Understood. One last question from me. After you allocate the anticipated $50 million towards near-term opportunities, it looks to us like that may yield about $0.01 per share quarterly. Will that math work? Are there catalysts needed to boost earnings back to the dividend level, or would we be looking at needing to allocate $300 million of incremental capital?
In your calculations, you're somewhat correct—it's about $0.02 a quarter. We need to create scale around our capital formation. However, I believe we will eventually attain the dividend level we're paying currently. Our goal is to avoid cutting dividends, as stakeholders have already faced considerable challenges before we took over management.
Your next question comes from the line of Doug Harter with UBS.

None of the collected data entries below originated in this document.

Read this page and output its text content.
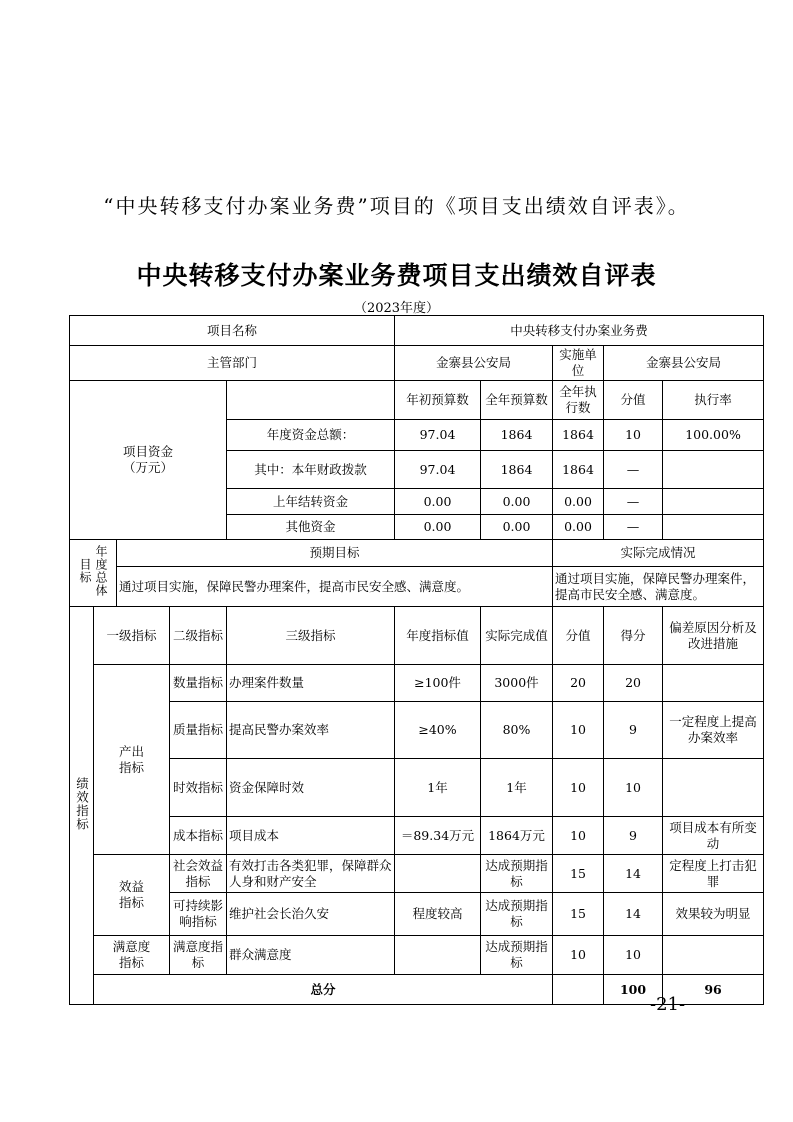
“中央转移支付办案业务费”项目的《项目支出绩效自评表》。
中央转移支付办案业务费项目支出绩效自评表
（2023年度）
项目名称					中央转移支付办案业务费					
主管部门					金寨县公安局		实施单位	金寨县公安局		
项目资金（万元）					年初预算数	全年预算数	全年执行数	分值	执行率	
				年度资金总额：	97.04	1864	1864	10	100.00%	
				其中：本年财政拨款	97.04	1864	1864	—		
				上年结转资金	0.00	0.00	0.00	—		
				其他资金	0.00	0.00	0.00	—		
年度总体目标		预期目标					实际完成情况			
		通过项目实施，保障民警办理案件，提高市民安全感、满意度。					通过项目实施，保障民警办理案件，提高市民安全感、满意度。			
绩效指标	一级指标		二级指标	三级指标	年度指标值	实际完成值	分值	得分	偏差原因分析及改进措施	
	产出指标		数量指标	办理案件数量	≥100件	3000件	20	20		
			质量指标	提高民警办案效率	≥40%	80%	10	9	一定程度上提高办案效率	
			时效指标	资金保障时效	1年	1年	10	10		
			成本指标	项目成本	＝89.34万元	1864万元	10	9	项目成本有所变动	
	效益指标		社会效益指标	有效打击各类犯罪，保障群众人身和财产安全		达成预期指标	15	14	定程度上打击犯罪	
			可持续影响指标	维护社会长治久安	程度较高	达成预期指标	15	14	效果较为明显	
	满意度指标		满意度指标	群众满意度		达成预期指标	10	10		
	总分							100	96	
-21-
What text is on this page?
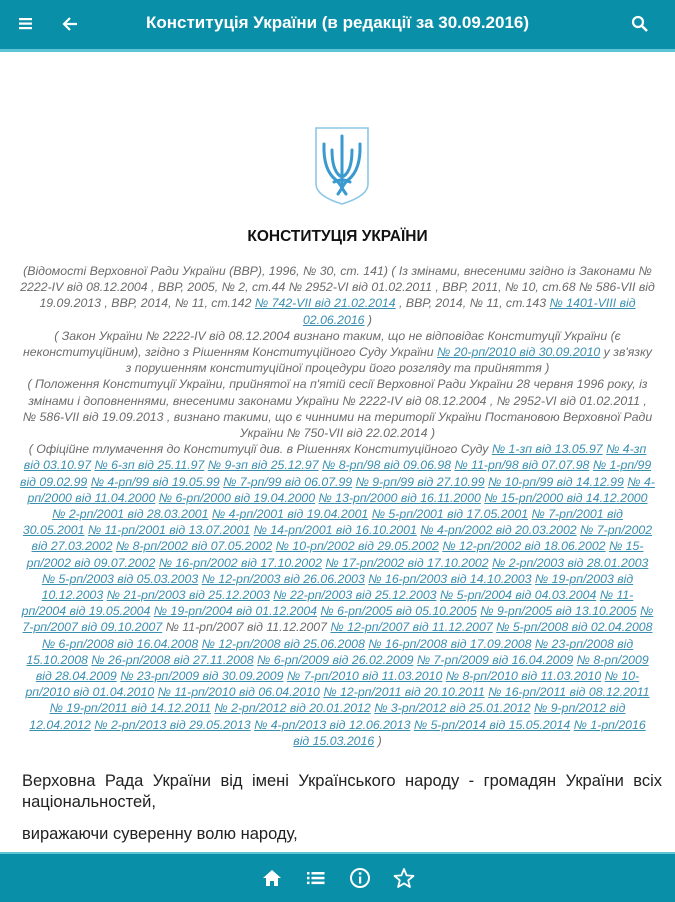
Конституція України (в редакції за 30.09.2016)
КОНСТИТУЦІЯ УКРАЇНИ
(Відомості Верховної Ради України (ВВР), 1996, № 30, ст. 141) ( Із змінами, внесеними згідно із Законами № 2222-IV від 08.12.2004 , ВВР, 2005, № 2, ст.44 № 2952-VI від 01.02.2011 , ВВР, 2011, № 10, ст.68 № 586-VII від 19.09.2013 , ВВР, 2014, № 11, ст.142 № 742-VII від 21.02.2014 , ВВР, 2014, № 11, ст.143 № 1401-VIII від 02.06.2016 )
( Закон України № 2222-IV від 08.12.2004 визнано таким, що не відповідає Конституції України (є неконституційним), згідно з Рішенням Конституційного Суду України № 20-рп/2010 від 30.09.2010 у зв'язку з порушенням конституційної процедури його розгляду та прийняття )
( Положення Конституції України, прийнятої на п'ятій сесії Верховної Ради України 28 червня 1996 року, із змінами і доповненнями, внесеними законами України № 2222-IV від 08.12.2004 , № 2952-VI від 01.02.2011 , № 586-VII від 19.09.2013 , визнано такими, що є чинними на території України Постановою Верховної Ради України № 750-VII від 22.02.2014 )
( Офіційне тлумачення до Конституції див. в Рішеннях Конституційного Суду № 1-зп від 13.05.97 № 4-зп від 03.10.97 № 6-зп від 25.11.97 № 9-зп від 25.12.97 № 8-рп/98 від 09.06.98 № 11-рп/98 від 07.07.98 № 1-рп/99 від 09.02.99 № 4-рп/99 від 19.05.99 № 7-рп/99 від 06.07.99 № 9-рп/99 від 27.10.99 № 10-рп/99 від 14.12.99 № 4-рп/2000 від 11.04.2000 № 6-рп/2000 від 19.04.2000 № 13-рп/2000 від 16.11.2000 № 15-рп/2000 від 14.12.2000 № 2-рп/2001 від 28.03.2001 № 4-рп/2001 від 19.04.2001 № 5-рп/2001 від 17.05.2001 № 7-рп/2001 від 30.05.2001 № 11-рп/2001 від 13.07.2001 № 14-рп/2001 від 16.10.2001 № 4-рп/2002 від 20.03.2002 № 7-рп/2002 від 27.03.2002 № 8-рп/2002 від 07.05.2002 № 10-рп/2002 від 29.05.2002 № 12-рп/2002 від 18.06.2002 № 15-рп/2002 від 09.07.2002 № 16-рп/2002 від 17.10.2002 № 17-рп/2002 від 17.10.2002 № 2-рп/2003 від 28.01.2003 № 5-рп/2003 від 05.03.2003 № 12-рп/2003 від 26.06.2003 № 16-рп/2003 від 14.10.2003 № 19-рп/2003 від 10.12.2003 № 21-рп/2003 від 25.12.2003 № 22-рп/2003 від 25.12.2003 № 5-рп/2004 від 04.03.2004 № 11-рп/2004 від 19.05.2004 № 19-рп/2004 від 01.12.2004 № 6-рп/2005 від 05.10.2005 № 9-рп/2005 від 13.10.2005 № 7-рп/2007 від 09.10.2007 № 11-рп/2007 від 11.12.2007 № 12-рп/2007 від 11.12.2007 № 5-рп/2008 від 02.04.2008 № 6-рп/2008 від 16.04.2008 № 12-рп/2008 від 25.06.2008 № 16-рп/2008 від 17.09.2008 № 23-рп/2008 від 15.10.2008 № 26-рп/2008 від 27.11.2008 № 6-рп/2009 від 26.02.2009 № 7-рп/2009 від 16.04.2009 № 8-рп/2009 від 28.04.2009 № 23-рп/2009 від 30.09.2009 № 7-рп/2010 від 11.03.2010 № 8-рп/2010 від 11.03.2010 № 10-рп/2010 від 01.04.2010 № 11-рп/2010 від 06.04.2010 № 12-рп/2011 від 20.10.2011 № 16-рп/2011 від 08.12.2011 № 19-рп/2011 від 14.12.2011 № 2-рп/2012 від 20.01.2012 № 3-рп/2012 від 25.01.2012 № 9-рп/2012 від 12.04.2012 № 2-рп/2013 від 29.05.2013 № 4-рп/2013 від 12.06.2013 № 5-рп/2014 від 15.05.2014 № 1-рп/2016 від 15.03.2016 )
Верховна Рада України від імені Українського народу - громадян України всіх національностей,
виражаючи суверенну волю народу,
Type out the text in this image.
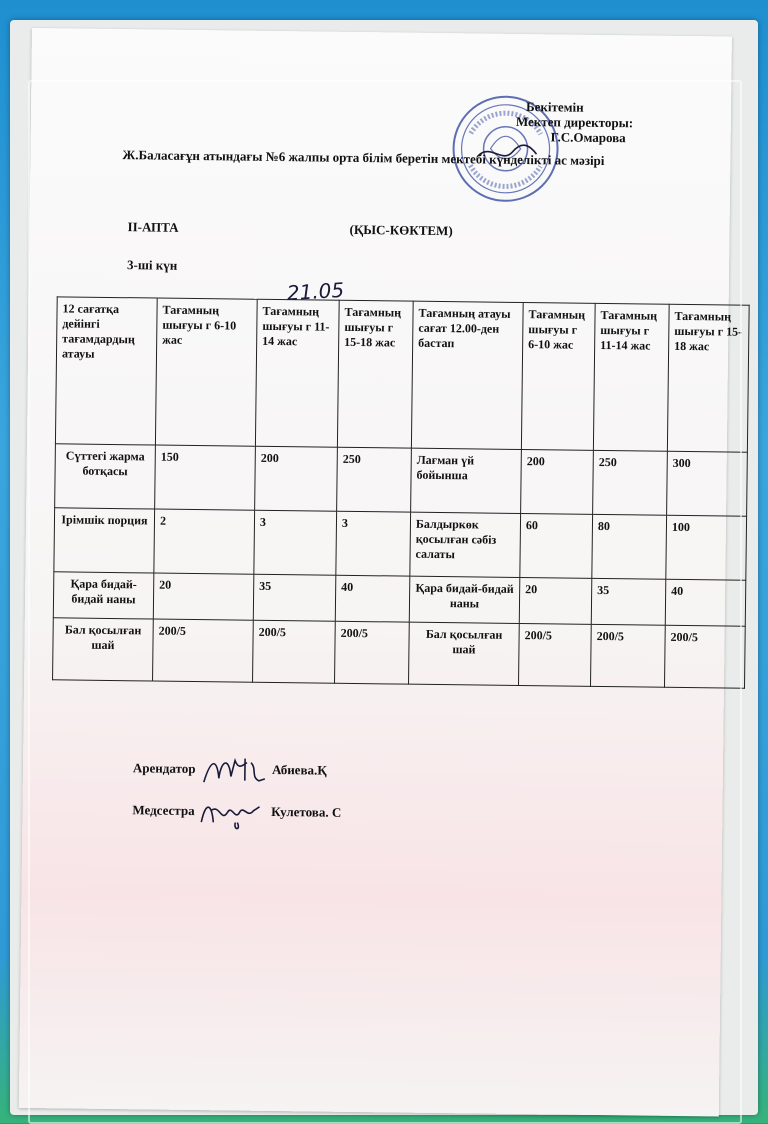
Бекітемін
Мектеп директоры:
Г.С.Омарова
Ж.Баласағұн атындағы №6 жалпы орта білім беретін мектебі күнделікті ас мәзірі
II-АПТА	(ҚЫС-КӨКТЕМ)
3-ші күн
21.05
12 сағатқа дейінгі тағамдардың атауы	Тағамның шығуы г 6-10 жас	Тағамның шығуы г 11-14 жас	Тағамның шығуы г 15-18 жас	Тағамның атауы сағат 12.00-ден бастап	Тағамның шығуы г 6-10 жас	Тағамның шығуы г 11-14 жас	Тағамның шығуы г 15-18 жас
Сүттегі жарма ботқасы	150	200	250	Лағман үй бойынша	200	250	300
Ірімшік порция	2	3	3	Балдыркөк қосылған сәбіз салаты	60	80	100
Қара бидай-бидай наны	20	35	40	Қара бидай-бидай наны	20	35	40
Бал қосылған шай	200/5	200/5	200/5	Бал қосылған шай	200/5	200/5	200/5
Арендатор	Абиева.Қ
Медсестра	Кулетова. С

I hope you can address how to reconcile the growing pipeline, the absence of interest in diluting shareholders, and how patience plays a role in scaling the business with those two factors in mind.
The business will scale through larger transactions. This will enable us to raise enough capital to facilitate significant earnings growth. I mentioned the possibility of collaborating with third-party capital alongside us. We should avoid diluting shareholders, considering the current stock price of around $2.70—raising significant capital at that level is challenging. Pipeline-wise, I'm assessing 11 different transactions, ranging from substantial M&A opportunities to retail loans. Our pipeline is robust, and we intend to deploy capital prudently.
And that concludes our question-and-answer session. I will now turn the conference back over to Michael Nierenberg for closing comments.
Thanks for the great questions, everyone. I look forward to updating you next quarter or during the quarter. I’m feeling optimistic about our current position. We must remain patient while aiming to enhance our stock price. If we don't connect again, enjoy the rest of the summer and have a great weekend. Thank you.
This concludes today's conference call. Thank you for your participation, and you may now disconnect.